Last week we looked at quick lunch tips. This week we are going to focus on BBQ meals, and quick summer dinners.

Smart Dogs (Tofu), or Nitrate Free Dogs (Nitrates have been linked to many forms of cancer, they are in most, if not all, processed meats. Nitrate Free dogs are available here in town at Dingy Dock's )
Whole Grain buns, or wraps. (I like wraps, they are fun and don't fall apart.)
Veganaise ( also available at Dingy Docks), tomato, and low sodium pickles.

Mixed Greens, whole sweet baby peppers, cut thinly, cucumbers, red onion, sunflower seeds toped with raspberry walnut vinegar dressing.

3 bean salad

4oz chicken breast, serving size (Dingy Dock's has fantastic organic, pre-sized chicken breasts, reasonable priced in their freezer. Great flavor.)
Marinade these overnight in Teryaki
Baby tomatoes
Baby sweet peppers
Red onion

Skewer and BBQ
Arugala and baby greens salad with oranges, red onions, walnuts and balsamic vinegar drizzled on top. Top with small amount of goat cheese.

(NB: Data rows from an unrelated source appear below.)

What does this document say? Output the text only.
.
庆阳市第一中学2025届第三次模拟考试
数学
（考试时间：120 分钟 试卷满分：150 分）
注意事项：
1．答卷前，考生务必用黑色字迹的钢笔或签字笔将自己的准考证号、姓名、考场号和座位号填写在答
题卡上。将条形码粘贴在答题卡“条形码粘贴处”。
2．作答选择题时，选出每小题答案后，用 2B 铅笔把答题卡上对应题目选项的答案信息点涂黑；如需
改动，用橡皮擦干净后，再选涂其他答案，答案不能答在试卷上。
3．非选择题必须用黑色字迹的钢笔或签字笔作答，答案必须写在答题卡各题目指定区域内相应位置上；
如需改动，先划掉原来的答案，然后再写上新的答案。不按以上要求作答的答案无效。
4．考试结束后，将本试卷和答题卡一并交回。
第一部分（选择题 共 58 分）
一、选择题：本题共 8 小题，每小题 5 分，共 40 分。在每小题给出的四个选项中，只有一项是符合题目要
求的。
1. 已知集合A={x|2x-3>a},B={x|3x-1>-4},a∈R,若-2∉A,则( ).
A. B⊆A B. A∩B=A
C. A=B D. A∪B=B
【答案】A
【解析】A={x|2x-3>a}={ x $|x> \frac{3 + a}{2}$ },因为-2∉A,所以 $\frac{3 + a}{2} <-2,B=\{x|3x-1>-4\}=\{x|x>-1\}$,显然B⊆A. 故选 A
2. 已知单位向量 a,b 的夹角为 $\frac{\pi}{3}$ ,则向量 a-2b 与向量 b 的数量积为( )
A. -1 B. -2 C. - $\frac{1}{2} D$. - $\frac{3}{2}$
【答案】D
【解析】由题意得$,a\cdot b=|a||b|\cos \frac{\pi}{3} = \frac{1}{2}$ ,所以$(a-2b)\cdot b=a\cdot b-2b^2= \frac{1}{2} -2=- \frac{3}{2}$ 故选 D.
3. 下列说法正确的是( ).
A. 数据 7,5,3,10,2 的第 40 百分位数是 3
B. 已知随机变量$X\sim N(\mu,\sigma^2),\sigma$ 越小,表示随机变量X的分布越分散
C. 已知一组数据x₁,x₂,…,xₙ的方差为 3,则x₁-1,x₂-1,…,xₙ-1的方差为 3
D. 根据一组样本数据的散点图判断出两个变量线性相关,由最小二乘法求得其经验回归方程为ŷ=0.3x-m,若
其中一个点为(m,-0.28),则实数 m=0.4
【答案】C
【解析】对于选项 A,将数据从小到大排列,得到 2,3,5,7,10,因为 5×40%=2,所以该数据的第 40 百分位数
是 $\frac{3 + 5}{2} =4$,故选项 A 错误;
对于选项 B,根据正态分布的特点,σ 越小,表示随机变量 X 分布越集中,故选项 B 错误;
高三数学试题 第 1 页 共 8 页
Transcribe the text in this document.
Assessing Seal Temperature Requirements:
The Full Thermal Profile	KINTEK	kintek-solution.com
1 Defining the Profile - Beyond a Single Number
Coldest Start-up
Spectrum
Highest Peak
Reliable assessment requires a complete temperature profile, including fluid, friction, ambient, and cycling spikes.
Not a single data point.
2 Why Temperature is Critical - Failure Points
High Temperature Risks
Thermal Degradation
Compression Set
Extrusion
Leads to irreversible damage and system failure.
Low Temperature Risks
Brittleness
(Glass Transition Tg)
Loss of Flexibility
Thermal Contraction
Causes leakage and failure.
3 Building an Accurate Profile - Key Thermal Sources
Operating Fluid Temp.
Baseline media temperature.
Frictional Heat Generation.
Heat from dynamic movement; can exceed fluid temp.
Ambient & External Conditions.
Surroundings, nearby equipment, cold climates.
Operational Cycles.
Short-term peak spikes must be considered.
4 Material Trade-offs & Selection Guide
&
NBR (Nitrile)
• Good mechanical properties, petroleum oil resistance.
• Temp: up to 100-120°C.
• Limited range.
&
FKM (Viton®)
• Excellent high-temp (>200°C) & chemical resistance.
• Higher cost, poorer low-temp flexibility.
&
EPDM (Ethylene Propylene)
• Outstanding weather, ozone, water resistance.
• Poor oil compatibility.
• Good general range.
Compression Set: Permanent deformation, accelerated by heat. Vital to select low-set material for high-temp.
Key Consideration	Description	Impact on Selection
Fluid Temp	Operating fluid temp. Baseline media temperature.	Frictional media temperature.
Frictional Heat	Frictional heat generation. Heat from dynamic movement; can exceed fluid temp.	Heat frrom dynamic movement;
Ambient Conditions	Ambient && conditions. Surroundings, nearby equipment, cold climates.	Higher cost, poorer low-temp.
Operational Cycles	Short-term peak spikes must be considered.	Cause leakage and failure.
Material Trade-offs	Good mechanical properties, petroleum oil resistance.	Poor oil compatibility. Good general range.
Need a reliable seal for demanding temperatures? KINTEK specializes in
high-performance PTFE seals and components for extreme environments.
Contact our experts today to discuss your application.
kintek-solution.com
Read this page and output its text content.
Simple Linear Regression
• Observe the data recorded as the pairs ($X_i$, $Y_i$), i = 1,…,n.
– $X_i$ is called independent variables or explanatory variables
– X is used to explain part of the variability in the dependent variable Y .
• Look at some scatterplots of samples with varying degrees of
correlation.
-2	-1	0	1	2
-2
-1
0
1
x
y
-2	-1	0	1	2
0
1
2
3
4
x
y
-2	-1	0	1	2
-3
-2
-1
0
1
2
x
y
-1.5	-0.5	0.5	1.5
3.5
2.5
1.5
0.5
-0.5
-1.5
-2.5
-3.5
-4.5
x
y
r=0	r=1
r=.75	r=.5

Try a veggie burger!! They are available at Dingy Docks and at Von's
Add a little Newman's Own Bean and Corn Salsa

4oz Wild Salmon, grilled
8-12 asparagus spears
1/4 cup Near East Tabloule (Prepared with olive oil, baby tomatoes, cucumbers, lemon, and olives) (Von's)
1/4 cup of Soy Licious Chocolate "nice" cream

Summer is here!! Don't let your new found life interfere with enjoying all that is good. You will find the more you practice good healthy habits, the easier they are to follow, and the easier many other things will become because of the extra care you take for yourself, and the others around you. Have a GREAT summer!!